Dan Brown ist ein Name, den jeder Buchhändler gerne hört, denn er lässt die Kassen klingeln. Seine Bücher sind Selbstläufer – oder wie soll man das sonst nennen, wenn sich jeder Titel millionenfach verkauft? „Sakrileg“, das im Original und im Kino „The Da Vinci Code“ hieß, ging als Hardcover mehr als 80 Millionen Mal weg.

Deswegen ist ein neuer Thriller aus dem Hause Brown immer gleichbedeutend mit großen Zahltagen im Buchhandel.
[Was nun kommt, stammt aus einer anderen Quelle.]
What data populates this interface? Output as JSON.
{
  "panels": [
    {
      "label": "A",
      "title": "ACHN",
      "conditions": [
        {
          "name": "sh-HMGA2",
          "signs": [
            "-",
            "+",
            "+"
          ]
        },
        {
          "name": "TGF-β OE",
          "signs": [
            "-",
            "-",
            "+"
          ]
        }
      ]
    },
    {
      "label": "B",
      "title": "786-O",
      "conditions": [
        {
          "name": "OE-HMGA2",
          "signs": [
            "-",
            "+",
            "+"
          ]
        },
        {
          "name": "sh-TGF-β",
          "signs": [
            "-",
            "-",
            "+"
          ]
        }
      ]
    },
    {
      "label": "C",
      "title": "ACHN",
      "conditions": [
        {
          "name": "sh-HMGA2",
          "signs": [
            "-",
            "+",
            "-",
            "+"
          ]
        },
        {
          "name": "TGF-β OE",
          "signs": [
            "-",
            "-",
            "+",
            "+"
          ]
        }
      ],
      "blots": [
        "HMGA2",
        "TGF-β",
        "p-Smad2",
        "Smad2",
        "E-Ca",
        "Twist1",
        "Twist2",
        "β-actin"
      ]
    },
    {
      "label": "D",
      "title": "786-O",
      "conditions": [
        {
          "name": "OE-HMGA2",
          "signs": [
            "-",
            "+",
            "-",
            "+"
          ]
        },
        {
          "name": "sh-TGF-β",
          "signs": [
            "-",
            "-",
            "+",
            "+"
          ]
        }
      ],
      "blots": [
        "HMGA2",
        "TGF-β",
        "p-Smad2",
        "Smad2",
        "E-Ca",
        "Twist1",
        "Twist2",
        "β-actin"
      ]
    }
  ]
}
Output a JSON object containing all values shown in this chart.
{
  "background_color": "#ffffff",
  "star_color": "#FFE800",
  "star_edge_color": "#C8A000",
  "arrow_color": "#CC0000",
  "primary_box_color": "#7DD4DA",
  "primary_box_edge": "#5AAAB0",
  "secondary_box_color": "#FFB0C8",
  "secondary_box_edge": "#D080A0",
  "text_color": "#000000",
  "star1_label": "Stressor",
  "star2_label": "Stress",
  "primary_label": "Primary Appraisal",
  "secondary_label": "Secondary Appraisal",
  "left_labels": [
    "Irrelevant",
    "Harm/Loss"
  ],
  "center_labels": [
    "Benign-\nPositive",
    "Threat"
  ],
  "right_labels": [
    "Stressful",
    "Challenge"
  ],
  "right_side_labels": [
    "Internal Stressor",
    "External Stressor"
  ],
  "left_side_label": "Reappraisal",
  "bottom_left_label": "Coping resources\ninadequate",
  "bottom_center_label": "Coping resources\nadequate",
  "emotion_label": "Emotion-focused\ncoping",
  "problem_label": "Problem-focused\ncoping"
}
Seit Dienstag ist der neue Brown-Schmöker „Inferno“ zu haben, die Erstauflage beträgt allein auf Deutsch 700.000 Exemplare.

Das macht Brown zum Superstar der Literatur – wenn es solche denn gibt. Das neue Abenteuer des Kunsthistorikers Robert Langdon erscheint in elf Sprachen gleichzeitig, und nach draußen dringen durfte vor der Verkaufspremiere so wenig wie möglich. Informationsverknappung ist immer eine Möglichkeit, Interesse zu erzeugen, das machen die Glamour-Disziplinen Popmusik und Kino schon lange vor. Dass in Italien zuletzt die Übersetzer jeden Tag in einem Arbeitsbunker eingepfercht wurden, um in einer Maximalabkapselung „Inferno“ zu übersetzen, ist jedenfalls ein genialer Schachzug: Das klingt ja fast schon nach einer literarischen Verschwörung. Wer weiß, was in der polyglotten „Inferno“-Klause wirklich passiert ist? Haben sich die Übersetzer am Ende noch über die ausufernde Fantasie von Meister Brown lustig gemacht? Der mag Verschwörungen ja auch ganz gerne.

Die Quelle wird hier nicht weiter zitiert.